Sunday School: Gospel Doctrine
Lesson 28: ‘After the Fire a Still Small Voice’


“Lesson 28: ‘After the Fire a Still Small Voice’” Old Testament Class Member Study Guide (2001), 19–20

“Lesson 28,” Old Testament Class Member Study Guide, 19–20

Lesson 28

“After the Fire a Still Small Voice”

1 Kings 17–19

Study the following scriptures:

  1. 1 Kings 17. Elijah seals the heavens against rain, flees from Ahab and Jezebel, and is miraculously sustained in the wilderness (17:1–6). The Lord sends Elijah to a widow who gives him food and water (17:7–16). Elijah raises the widow’s son from the dead (17:17–24).

  2. 1 Kings 18. After more than two years of famine, Elijah meets with Ahab and challenges the priests of Baal to call down fire from heaven to consume their sacrifice (18:1–2, 17–24). The priests of Baal fail, but Elijah prays and the Lord sends down fire to consume the sacrifice he has prepared (18:25–40). Elijah prays to end the famine, and the Lord sends rain (18:41–46).

  3. 1 Kings 19. Jezebel tries to kill Elijah (19:1–2). Elijah flees into the wilderness and is fed by an angel (19:3–8). Elijah goes to Horeb, where he is comforted by the Holy Ghost and instructed to continue in God’s work (19:9–19).

After Jeroboam led Israel into idolatry, he and his descendants were destroyed. They were followed by another succession of idolatrous kings. Of those rulers, Ahab was the king who “did more to provoke the Lord God of Israel to anger than all the kings of Israel that were before him” (1 Kings 16:33). He married Jezebel, adopted her practice of Baal worship, and encouraged his people to join him in the worship of this false god. The prophet Elijah delivered words of warning to Ahab and his kingdom.

  • Why do you think the Lord commanded the poor widow to feed Elijah before feeding herself and her son? (See 1 Kings 17:14–16.) In what ways are we asked to put the things of God first in our lives?

  • When the people gathered to hear Elijah at Mount Carmel, he asked, “How long halt ye between two opinions?” (1 Kings 18:21). How do we sometimes halt between two opinions?
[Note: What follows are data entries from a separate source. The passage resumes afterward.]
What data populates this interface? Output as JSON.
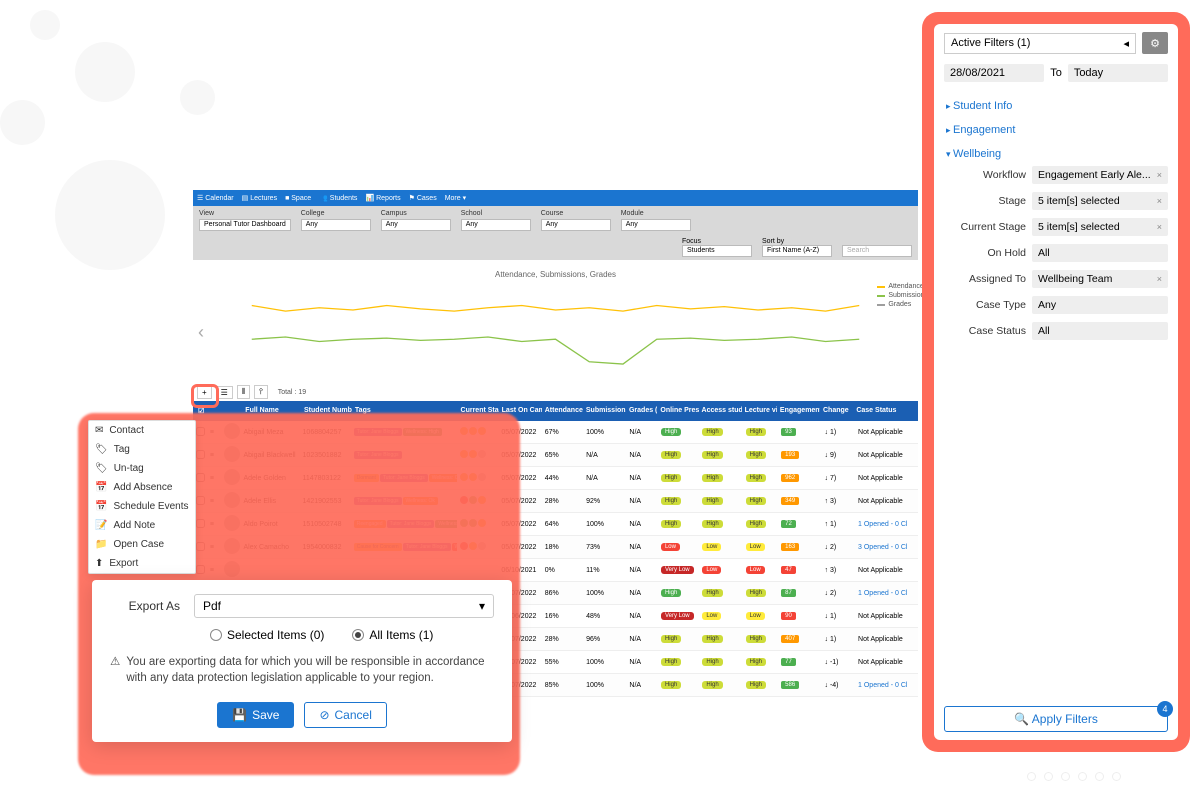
{
  "chart_data": {
    "type": "line",
    "title": "Attendance, Submissions, Grades",
    "series": [
      {
        "name": "Attendance",
        "color": "#ffc107"
      },
      {
        "name": "Submissions",
        "color": "#8bc34a"
      },
      {
        "name": "Grades",
        "color": "#9e9e9e"
      }
    ],
    "ylim": [
      0,
      100
    ]
  },
  "nav": {
    "items": [
      "Calendar",
      "Lectures",
      "Space",
      "Students",
      "Reports",
      "Cases",
      "More"
    ]
  },
  "filterbar": {
    "view_label": "View",
    "view_value": "Personal Tutor Dashboard",
    "college_label": "College",
    "college_value": "Any",
    "campus_label": "Campus",
    "campus_value": "Any",
    "school_label": "School",
    "school_value": "Any",
    "course_label": "Course",
    "course_value": "Any",
    "module_label": "Module",
    "module_value": "Any",
    "focus_label": "Focus",
    "focus_value": "Students",
    "sort_label": "Sort by",
    "sort_value": "First Name (A-Z)",
    "search_placeholder": "Search"
  },
  "toolbar": {
    "total": "Total : 19"
  },
  "table": {
    "headers": {
      "name": "Full Name",
      "number": "Student Number",
      "tags": "Tags",
      "stage": "Current Stage",
      "last": "Last On Campus",
      "att": "Attendance (%)",
      "sub": "Submissions (%)",
      "gr": "Grades (%)",
      "op": "Online Presence",
      "as": "Access study",
      "lv": "Lecture video",
      "eng": "Engagement",
      "ch": "Change",
      "cs": "Case Status"
    },
    "rows": [
      {
        "name": "Abigail Meza",
        "num": "1068804257",
        "tags": [
          {
            "t": "Tutor: Jane Bloggs",
            "c": "t-purple"
          },
          {
            "t": "Wellness: High",
            "c": "t-green"
          }
        ],
        "stage": [
          "d-y",
          "d-y",
          "d-y"
        ],
        "last": "05/07/2022",
        "att": "67%",
        "sub": "100%",
        "gr": "N/A",
        "op": {
          "t": "High",
          "c": "p-green"
        },
        "as": {
          "t": "High",
          "c": "p-lime"
        },
        "lv": {
          "t": "High",
          "c": "p-lime"
        },
        "eng": {
          "t": "93",
          "c": "p-green"
        },
        "ch": "↓ 1)",
        "cs": "Not Applicable"
      },
      {
        "name": "Abigail Blackwell",
        "num": "1023501882",
        "tags": [
          {
            "t": "Tutor: Jane Bloggs",
            "c": "t-purple"
          }
        ],
        "stage": [
          "d-y",
          "d-y",
          "d-gr"
        ],
        "last": "05/07/2022",
        "att": "65%",
        "sub": "N/A",
        "gr": "N/A",
        "op": {
          "t": "High",
          "c": "p-lime"
        },
        "as": {
          "t": "High",
          "c": "p-lime"
        },
        "lv": {
          "t": "High",
          "c": "p-lime"
        },
        "eng": {
          "t": "193",
          "c": "p-orange"
        },
        "ch": "↓ 9)",
        "cs": "Not Applicable"
      },
      {
        "name": "Adele Golden",
        "num": "1147803122",
        "tags": [
          {
            "t": "Dormant",
            "c": "t-yellow"
          },
          {
            "t": "Tutor: Jane Bloggs",
            "c": "t-purple"
          },
          {
            "t": "Wellness: Ok",
            "c": "t-orange"
          }
        ],
        "stage": [
          "d-y",
          "d-y",
          "d-gr"
        ],
        "last": "05/07/2022",
        "att": "44%",
        "sub": "N/A",
        "gr": "N/A",
        "op": {
          "t": "High",
          "c": "p-lime"
        },
        "as": {
          "t": "High",
          "c": "p-lime"
        },
        "lv": {
          "t": "High",
          "c": "p-lime"
        },
        "eng": {
          "t": "962",
          "c": "p-orange"
        },
        "ch": "↓ 7)",
        "cs": "Not Applicable"
      },
      {
        "name": "Adele Ellis",
        "num": "1421902553",
        "tags": [
          {
            "t": "Tutor: Jane Bloggs",
            "c": "t-purple"
          },
          {
            "t": "Wellness: Ok",
            "c": "t-orange"
          }
        ],
        "stage": [
          "d-r",
          "d-g",
          "d-y"
        ],
        "last": "05/07/2022",
        "att": "28%",
        "sub": "92%",
        "gr": "N/A",
        "op": {
          "t": "High",
          "c": "p-lime"
        },
        "as": {
          "t": "High",
          "c": "p-lime"
        },
        "lv": {
          "t": "High",
          "c": "p-lime"
        },
        "eng": {
          "t": "349",
          "c": "p-orange"
        },
        "ch": "↑ 3)",
        "cs": "Not Applicable"
      },
      {
        "name": "Aldo Poirot",
        "num": "1510502748",
        "tags": [
          {
            "t": "Reengaged",
            "c": "t-orange"
          },
          {
            "t": "Tutor: Jane Bloggs",
            "c": "t-purple"
          },
          {
            "t": "Wellness: High",
            "c": "t-green"
          }
        ],
        "stage": [
          "d-g",
          "d-g",
          "d-y"
        ],
        "last": "05/07/2022",
        "att": "64%",
        "sub": "100%",
        "gr": "N/A",
        "op": {
          "t": "High",
          "c": "p-lime"
        },
        "as": {
          "t": "High",
          "c": "p-lime"
        },
        "lv": {
          "t": "High",
          "c": "p-lime"
        },
        "eng": {
          "t": "72",
          "c": "p-green"
        },
        "ch": "↑ 1)",
        "cs": "1 Opened - 0 Cl"
      },
      {
        "name": "Alex Camacho",
        "num": "1954000832",
        "tags": [
          {
            "t": "Cause for Concern",
            "c": "t-yellow"
          },
          {
            "t": "Tutor: Jane Bloggs",
            "c": "t-purple"
          },
          {
            "t": "Wellness: Low",
            "c": "t-red"
          }
        ],
        "stage": [
          "d-r",
          "d-y",
          "d-gr"
        ],
        "last": "05/07/2022",
        "att": "18%",
        "sub": "73%",
        "gr": "N/A",
        "op": {
          "t": "Low",
          "c": "p-red"
        },
        "as": {
          "t": "Low",
          "c": "p-yellow"
        },
        "lv": {
          "t": "Low",
          "c": "p-yellow"
        },
        "eng": {
          "t": "163",
          "c": "p-orange"
        },
        "ch": "↓ 2)",
        "cs": "3 Opened - 0 Cl"
      },
      {
        "name": "",
        "num": "",
        "tags": [],
        "stage": [],
        "last": "06/10/2021",
        "att": "0%",
        "sub": "11%",
        "gr": "N/A",
        "op": {
          "t": "Very Low",
          "c": "p-darkred"
        },
        "as": {
          "t": "Low",
          "c": "p-red"
        },
        "lv": {
          "t": "Low",
          "c": "p-red"
        },
        "eng": {
          "t": "47",
          "c": "p-red"
        },
        "ch": "↑ 3)",
        "cs": "Not Applicable"
      },
      {
        "name": "",
        "num": "",
        "tags": [],
        "stage": [],
        "last": "05/07/2022",
        "att": "86%",
        "sub": "100%",
        "gr": "N/A",
        "op": {
          "t": "High",
          "c": "p-green"
        },
        "as": {
          "t": "High",
          "c": "p-lime"
        },
        "lv": {
          "t": "High",
          "c": "p-lime"
        },
        "eng": {
          "t": "87",
          "c": "p-green"
        },
        "ch": "↓ 2)",
        "cs": "1 Opened - 0 Cl"
      },
      {
        "name": "",
        "num": "",
        "tags": [],
        "stage": [],
        "last": "26/06/2022",
        "att": "16%",
        "sub": "48%",
        "gr": "N/A",
        "op": {
          "t": "Very Low",
          "c": "p-darkred"
        },
        "as": {
          "t": "Low",
          "c": "p-yellow"
        },
        "lv": {
          "t": "Low",
          "c": "p-yellow"
        },
        "eng": {
          "t": "90",
          "c": "p-red"
        },
        "ch": "↓ 1)",
        "cs": "Not Applicable"
      },
      {
        "name": "",
        "num": "",
        "tags": [],
        "stage": [],
        "last": "05/07/2022",
        "att": "28%",
        "sub": "96%",
        "gr": "N/A",
        "op": {
          "t": "High",
          "c": "p-lime"
        },
        "as": {
          "t": "High",
          "c": "p-lime"
        },
        "lv": {
          "t": "High",
          "c": "p-lime"
        },
        "eng": {
          "t": "407",
          "c": "p-orange"
        },
        "ch": "↓ 1)",
        "cs": "Not Applicable"
      },
      {
        "name": "",
        "num": "",
        "tags": [],
        "stage": [],
        "last": "05/07/2022",
        "att": "55%",
        "sub": "100%",
        "gr": "N/A",
        "op": {
          "t": "High",
          "c": "p-lime"
        },
        "as": {
          "t": "High",
          "c": "p-lime"
        },
        "lv": {
          "t": "High",
          "c": "p-lime"
        },
        "eng": {
          "t": "77",
          "c": "p-green"
        },
        "ch": "↓ -1)",
        "cs": "Not Applicable"
      },
      {
        "name": "",
        "num": "",
        "tags": [],
        "stage": [],
        "last": "05/07/2022",
        "att": "85%",
        "sub": "100%",
        "gr": "N/A",
        "op": {
          "t": "High",
          "c": "p-lime"
        },
        "as": {
          "t": "High",
          "c": "p-lime"
        },
        "lv": {
          "t": "High",
          "c": "p-lime"
        },
        "eng": {
          "t": "586",
          "c": "p-green"
        },
        "ch": "↓ -4)",
        "cs": "1 Opened - 0 Cl"
      }
    ]
  },
  "context_menu": {
    "items": [
      "Contact",
      "Tag",
      "Un-tag",
      "Add Absence",
      "Schedule Events",
      "Add Note",
      "Open Case",
      "Export"
    ]
  },
  "export": {
    "label": "Export As",
    "format": "Pdf",
    "opt_selected": "Selected Items (0)",
    "opt_all": "All Items (1)",
    "warning": "You are exporting data for which you will be responsible in accordance with any data protection legislation applicable to your region.",
    "save": "Save",
    "cancel": "Cancel"
  },
  "filters": {
    "title": "Active Filters (1)",
    "date_from": "28/08/2021",
    "date_to_label": "To",
    "date_to": "Today",
    "sec_student": "Student Info",
    "sec_engagement": "Engagement",
    "sec_wellbeing": "Wellbeing",
    "workflow_l": "Workflow",
    "workflow_v": "Engagement Early Ale...",
    "stage_l": "Stage",
    "stage_v": "5 item[s] selected",
    "cstage_l": "Current Stage",
    "cstage_v": "5 item[s] selected",
    "hold_l": "On Hold",
    "hold_v": "All",
    "assigned_l": "Assigned To",
    "assigned_v": "Wellbeing Team",
    "ctype_l": "Case Type",
    "ctype_v": "Any",
    "cstatus_l": "Case Status",
    "cstatus_v": "All",
    "apply": "Apply Filters",
    "badge": "4"
  }
}
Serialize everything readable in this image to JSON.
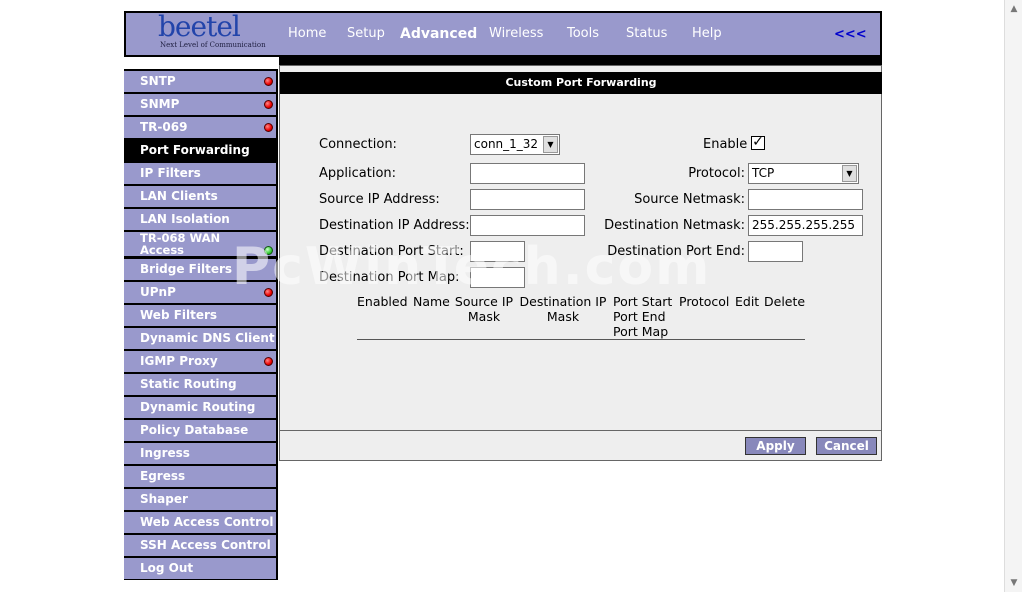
{
  "logo": {
    "brand": "beetel",
    "tagline": "Next Level of Communication"
  },
  "nav": {
    "items": [
      "Home",
      "Setup",
      "Advanced",
      "Wireless",
      "Tools",
      "Status",
      "Help"
    ],
    "active": "Advanced",
    "collapse": "<<<"
  },
  "sidebar": {
    "items": [
      {
        "label": "SNTP",
        "status": "red"
      },
      {
        "label": "SNMP",
        "status": "red"
      },
      {
        "label": "TR-069",
        "status": "red"
      },
      {
        "label": "Port Forwarding",
        "status": "active"
      },
      {
        "label": "IP Filters"
      },
      {
        "label": "LAN Clients"
      },
      {
        "label": "LAN Isolation"
      },
      {
        "label": "TR-068 WAN Access",
        "status": "green"
      },
      {
        "label": "Bridge Filters"
      },
      {
        "label": "UPnP",
        "status": "red"
      },
      {
        "label": "Web Filters"
      },
      {
        "label": "Dynamic DNS Client"
      },
      {
        "label": "IGMP Proxy",
        "status": "red"
      },
      {
        "label": "Static Routing"
      },
      {
        "label": "Dynamic Routing"
      },
      {
        "label": "Policy Database"
      },
      {
        "label": "Ingress"
      },
      {
        "label": "Egress"
      },
      {
        "label": "Shaper"
      },
      {
        "label": "Web Access Control"
      },
      {
        "label": "SSH Access Control"
      },
      {
        "label": "Log Out"
      }
    ]
  },
  "panel": {
    "title": "Custom Port Forwarding",
    "form": {
      "connection_label": "Connection:",
      "connection_value": "conn_1_32",
      "enable_label": "Enable",
      "enable_checked": "✓",
      "application_label": "Application:",
      "application_value": "",
      "protocol_label": "Protocol:",
      "protocol_value": "TCP",
      "src_ip_label": "Source IP Address:",
      "src_ip_value": "",
      "src_mask_label": "Source Netmask:",
      "src_mask_value": "",
      "dst_ip_label": "Destination IP Address:",
      "dst_ip_value": "",
      "dst_mask_label": "Destination Netmask:",
      "dst_mask_value": "255.255.255.255",
      "dst_port_start_label": "Destination Port Start:",
      "dst_port_start_value": "",
      "dst_port_end_label": "Destination Port End:",
      "dst_port_end_value": "",
      "dst_port_map_label": "Destination Port Map:",
      "dst_port_map_value": ""
    },
    "table_headers": {
      "enabled": "Enabled",
      "name": "Name",
      "source_ip": "Source IP",
      "source_mask": "Mask",
      "dest_ip": "Destination IP",
      "dest_mask": "Mask",
      "port_start": "Port Start",
      "port_end": "Port End",
      "port_map": "Port Map",
      "protocol": "Protocol",
      "edit": "Edit",
      "delete": "Delete"
    },
    "buttons": {
      "apply": "Apply",
      "cancel": "Cancel"
    }
  },
  "watermark": "PcWinTech.com",
  "colors": {
    "header_bg": "#9999cc",
    "sidebar_bg": "#9999cc",
    "active_item": "#000000",
    "link_collapse": "#0000cc"
  }
}
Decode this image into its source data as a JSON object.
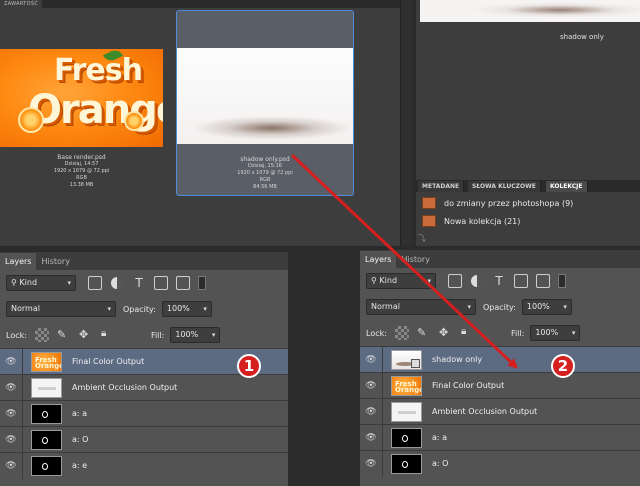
{
  "content": {
    "tab_label": "ZAWARTOŚĆ",
    "items": [
      {
        "name": "Base render.psd",
        "date": "Dzisiaj, 14:57",
        "dims": "1920 x 1079 @ 72 ppi",
        "mode": "RGB",
        "size": "13.38 MB"
      },
      {
        "name": "shadow only.psd",
        "date": "Dzisiaj, 15:16",
        "dims": "1920 x 1079 @ 72 ppi",
        "mode": "RGB",
        "size": "84.56 MB"
      }
    ],
    "thumb_text": {
      "line1": "Fresh",
      "line2": "Orange"
    }
  },
  "preview": {
    "caption": "shadow only"
  },
  "keywords_panel": {
    "tabs": [
      "METADANE",
      "SŁOWA KLUCZOWE",
      "KOLEKCJE"
    ],
    "active_tab": "KOLEKCJE",
    "collections": [
      {
        "label": "do zmiany przez photoshopa (9)"
      },
      {
        "label": "Nowa kolekcja (21)"
      }
    ],
    "footer_icon": "⤵"
  },
  "layers_left": {
    "tabs": [
      "Layers",
      "History"
    ],
    "filter": "Kind",
    "blend": "Normal",
    "opacity_label": "Opacity:",
    "opacity": "100%",
    "lock_label": "Lock:",
    "fill_label": "Fill:",
    "fill": "100%",
    "layers": [
      {
        "name": "Final Color Output",
        "thumb": "orange",
        "selected": true
      },
      {
        "name": "Ambient Occlusion Output",
        "thumb": "white"
      },
      {
        "name": "a: a",
        "thumb": "black"
      },
      {
        "name": "a: O",
        "thumb": "black"
      },
      {
        "name": "a: e",
        "thumb": "black"
      }
    ],
    "badge": "1"
  },
  "layers_right": {
    "tabs": [
      "Layers",
      "History"
    ],
    "filter": "Kind",
    "blend": "Normal",
    "opacity_label": "Opacity:",
    "opacity": "100%",
    "lock_label": "Lock:",
    "fill_label": "Fill:",
    "fill": "100%",
    "layers": [
      {
        "name": "shadow only",
        "thumb": "smart",
        "selected": true
      },
      {
        "name": "Final Color Output",
        "thumb": "orange"
      },
      {
        "name": "Ambient Occlusion Output",
        "thumb": "white"
      },
      {
        "name": "a: a",
        "thumb": "black"
      },
      {
        "name": "a: O",
        "thumb": "black"
      }
    ],
    "badge": "2"
  },
  "colors": {
    "arrow": "#d61f1f",
    "selection": "#4a8fd8",
    "badge": "#d62020"
  }
}
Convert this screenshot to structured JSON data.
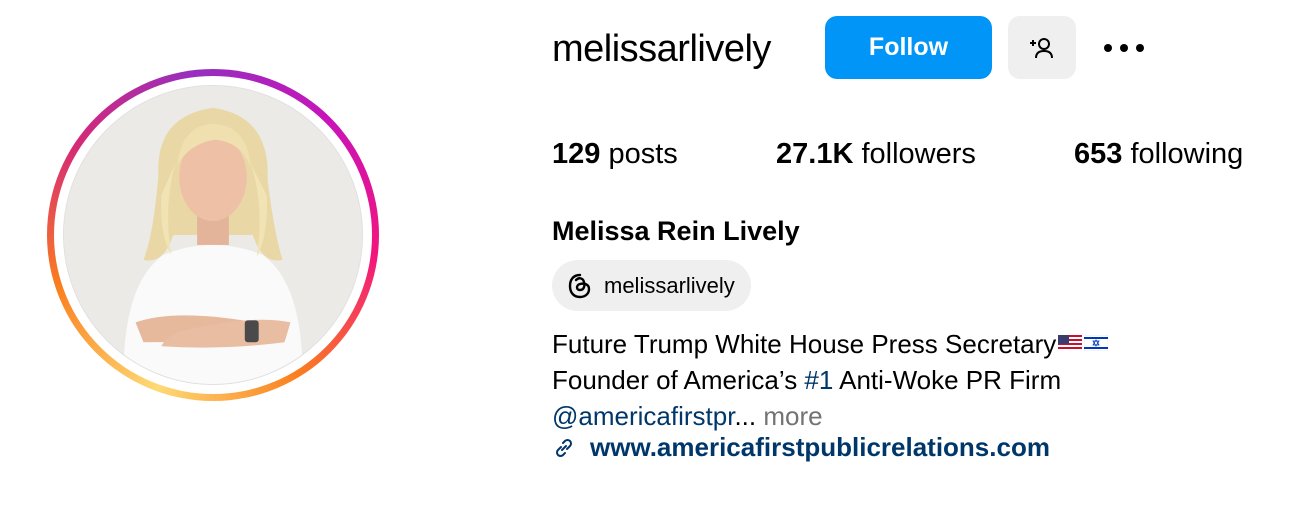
{
  "profile": {
    "username": "melissarlively",
    "full_name": "Melissa Rein Lively",
    "threads_handle": "melissarlively"
  },
  "actions": {
    "follow_label": "Follow",
    "suggest_icon": "person-add-icon",
    "more_icon": "more-horizontal-icon"
  },
  "stats": {
    "posts": {
      "count": "129",
      "label": "posts"
    },
    "followers": {
      "count": "27.1K",
      "label": "followers"
    },
    "following": {
      "count": "653",
      "label": "following"
    }
  },
  "bio": {
    "line1": "Future Trump White House Press Secretary",
    "line1_flags": [
      "us-flag",
      "israel-flag"
    ],
    "line2_prefix": "Founder of America’s ",
    "line2_hashtag": "#1",
    "line2_suffix": " Anti-Woke PR Firm",
    "line3_mention": "@americafirstpr",
    "line3_ellipsis": "...",
    "more_label": "more"
  },
  "link": {
    "icon": "link-icon",
    "url_text": "www.americafirstpublicrelations.com"
  },
  "colors": {
    "follow_button": "#0095f6",
    "link_blue": "#00376b",
    "muted": "#737373",
    "secondary_button": "#efefef"
  }
}
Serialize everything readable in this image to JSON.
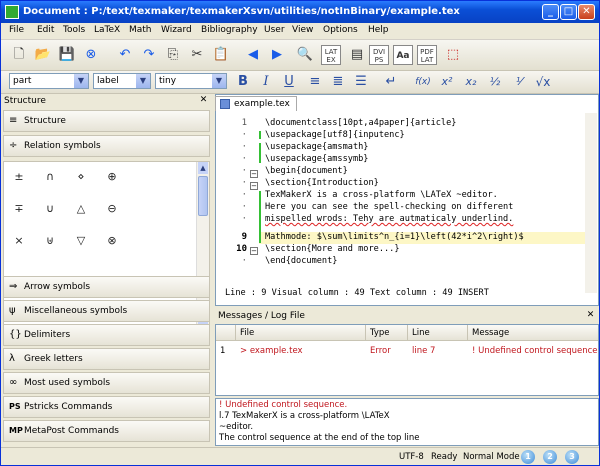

  • How did God comfort Elijah on Mount Horeb? (See 1 Kings 19:9–13.) What can we learn from this about how God communicates with us? Why do you think God communicates more often through the “still small voice” of the Holy Ghost than through loud and spectacular displays of power? How can we discern the whisperings of the Holy Ghost?